Pierwszy problem to oczywiście system rozgrywek Ekstraklasy, w myśl którego całkiem solidna przewaga „Piastunek” nad resztą stawki stopnieje, w niektórych przypadkach nawet o ponad połowę, zaraz po podziale ligi na grupy – lepszą oraz słabszą.

Na powyższą sytuację rady oczywiście nie ma, poza tym że jeśli „Banda Latala” będzie wiosną grała tak jak to było jeszcze kilka tygodni temu, żaden podział punktów w zdobyciu tytułu mistrza Polski, gliwiczanom na pewno nie przeszkodzi.

W tym miejscu pojawia się jednak niestety drugi potencjalny kłopot. Czy też może raczej obawa. Mowa o rezultatach sparingów, jakimi „uraczył” nas Piast, szczególnie w drugiej części okresu przygotowawczego. 1-2 ze Stroemsgodset IF. Identycznie z Dinamem Zagrzeb. 1-3 z donieckim Szachtarem. Wreszcie niepokojące 1-2 z drugoligowym Trzyńcem. Pod względem wyników meczów towarzyskich „Piastunki” swych kibiców nie rozpieszczały, a wygrane z Benidormem, Sigmą i Pniówkiem wiele tej sytuacji nie poprawiają.

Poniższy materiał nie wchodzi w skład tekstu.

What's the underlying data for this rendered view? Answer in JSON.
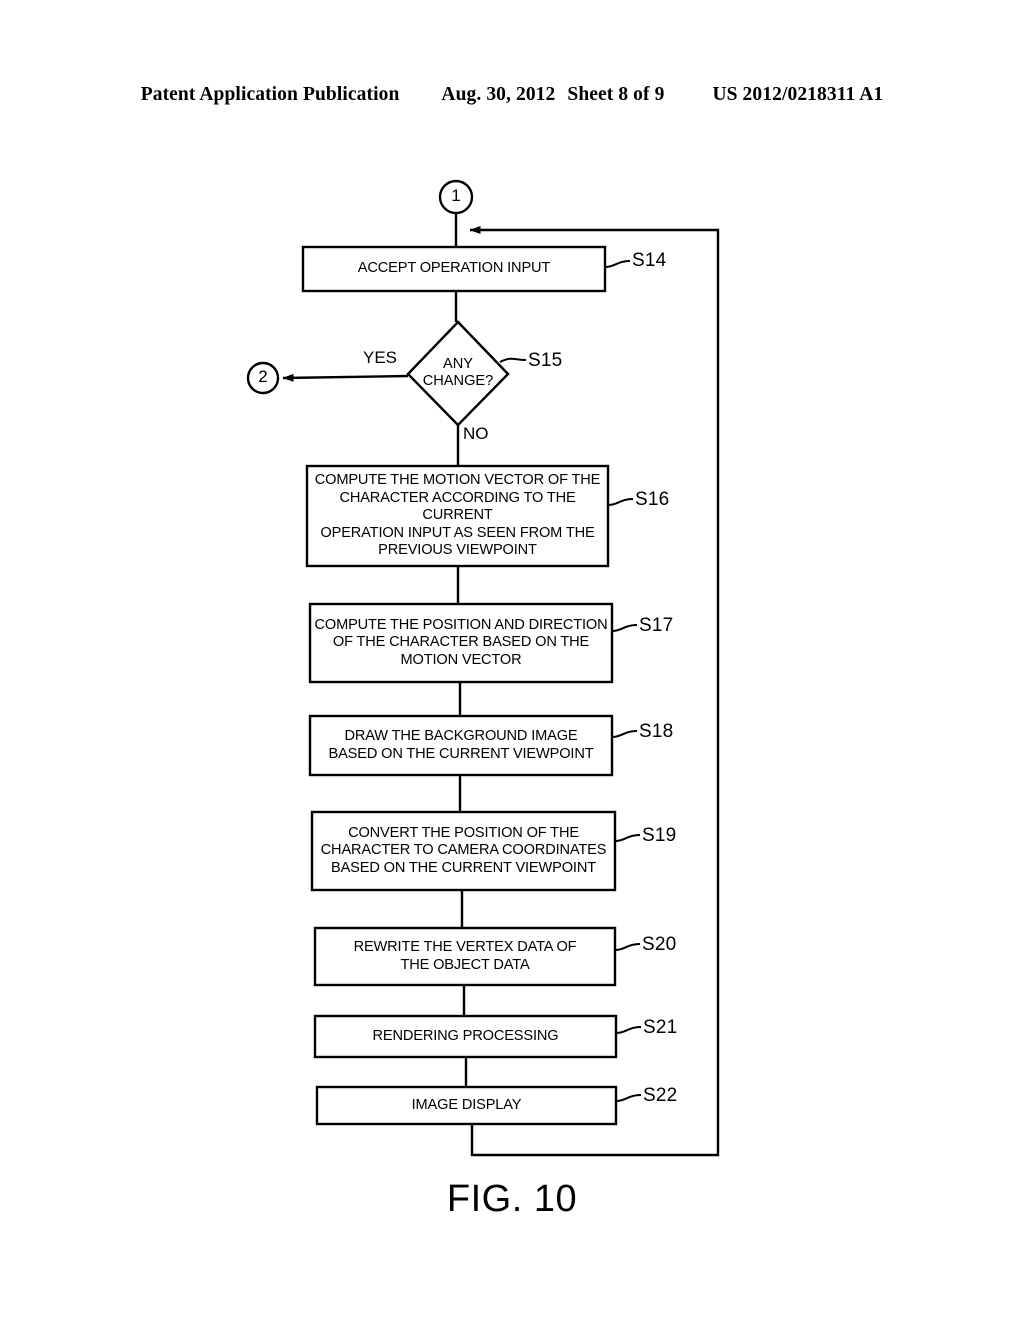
{
  "header": {
    "publication": "Patent Application Publication",
    "date": "Aug. 30, 2012",
    "sheet": "Sheet 8 of 9",
    "number": "US 2012/0218311 A1"
  },
  "figure": {
    "caption": "FIG. 10"
  },
  "connectors": [
    {
      "id": "connector-1",
      "label": "1"
    },
    {
      "id": "connector-2",
      "label": "2"
    }
  ],
  "branches": {
    "yes": "YES",
    "no": "NO"
  },
  "nodes": [
    {
      "id": "s14",
      "step": "S14",
      "shape": "process",
      "text": "ACCEPT OPERATION INPUT"
    },
    {
      "id": "s15",
      "step": "S15",
      "shape": "decision",
      "text": "ANY\nCHANGE?"
    },
    {
      "id": "s16",
      "step": "S16",
      "shape": "process",
      "text": "COMPUTE THE MOTION VECTOR OF THE\nCHARACTER ACCORDING TO THE CURRENT\nOPERATION INPUT AS SEEN FROM THE\nPREVIOUS VIEWPOINT"
    },
    {
      "id": "s17",
      "step": "S17",
      "shape": "process",
      "text": "COMPUTE THE POSITION AND DIRECTION\nOF THE CHARACTER BASED ON THE\nMOTION VECTOR"
    },
    {
      "id": "s18",
      "step": "S18",
      "shape": "process",
      "text": "DRAW THE BACKGROUND IMAGE\nBASED ON THE CURRENT VIEWPOINT"
    },
    {
      "id": "s19",
      "step": "S19",
      "shape": "process",
      "text": "CONVERT THE POSITION OF THE\nCHARACTER TO CAMERA COORDINATES\nBASED ON THE CURRENT VIEWPOINT"
    },
    {
      "id": "s20",
      "step": "S20",
      "shape": "process",
      "text": "REWRITE THE VERTEX DATA OF\nTHE OBJECT DATA"
    },
    {
      "id": "s21",
      "step": "S21",
      "shape": "process",
      "text": "RENDERING PROCESSING"
    },
    {
      "id": "s22",
      "step": "S22",
      "shape": "process",
      "text": "IMAGE DISPLAY"
    }
  ],
  "colors": {
    "ink": "#000000",
    "paper": "#ffffff"
  }
}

Z drugiej strony większość przeciwników, którym nie sprostał lider Ekstraklasy, to zespoły z wysokiej półki – rywale wymagający pod każdym względem, a nie piłkarskie anonimy. Niebiesko-czerwoni nie wyglądali na tle tych drużyn źle, o czym zapominać naturalnie nie można.

Nie ma jak stabilizacja

Plusem powinna być także stabilizacja kadry zespołu. Latal nie stracił żadnego ze swych kluczowych graczy, którzy decydowali o obliczu Piasta jesienią. Ba, zarząd klubu dotrzymał słowa i ściągnął na Okrzei czterech zawodników, którzy powinni bez żadnych problemów uzupełniać wyjściową jedenastkę drużyny, w przypadku nieprzewidzianych kontuzji, kartek oraz innego rodzaju wykluczeń.

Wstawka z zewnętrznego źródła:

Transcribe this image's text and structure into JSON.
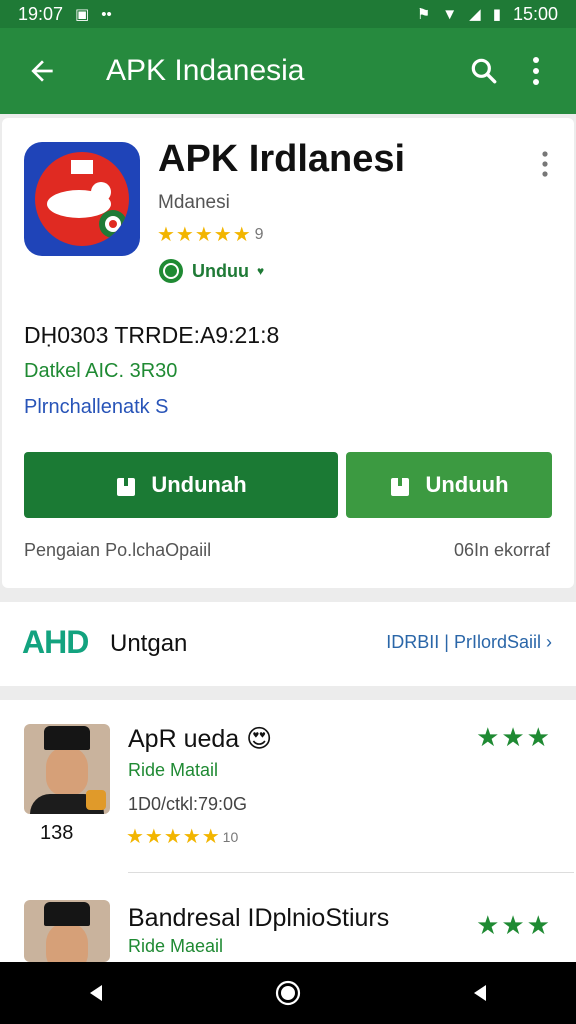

Na tą chwilę, co podkreśla także osobiście czeski trener, ani Jankowski, ani Ipsza, ani Karaszausks nie nadają się jeszcze do gry na 100%. Wkrótce jednak powinno się to zmienić, a przecież jest jeszcze już w pełni przygotowany Bukata.

Będzie dobrze?!

Reasumując, naprawdę wiele przemawia za realizacją optymistycznego scenariusza, w myśl którego Piast z powodzeniem walczy o mistrzostwo Polski, zasłużenie podstemplowując organizacyjny oraz sportowy ład, jaki panuje przy Okrzei 20.

Oczywiście wiele się może jeszcze podczas nadchodzących miesięcy wydarzyć, wiele popsuć w tej słowiańskiej machinie, wydaje się jednak, że mimo wszystko miejsce Piasta poza podium rozgrywek, na zakończenie sezonu, jest raczej mało realne. Uwierzyli w to ostatnio nawet zawodnicy „Piastunek”, co klub potwierdził takim filmikiem:


Ze swej strony życzymy oczywiście niebiesko-czerwonym spełnienia sportowych pragnień oraz marzeń ich kibiców. Sami również będziemy trzymać kciuki za powodzenie tej misji, w finale której Górny Śląsk będzie mógł szczycić się upragnionym tytułem piłkarskiego Mistrza Polski – po raz pierwszy od 27 lat!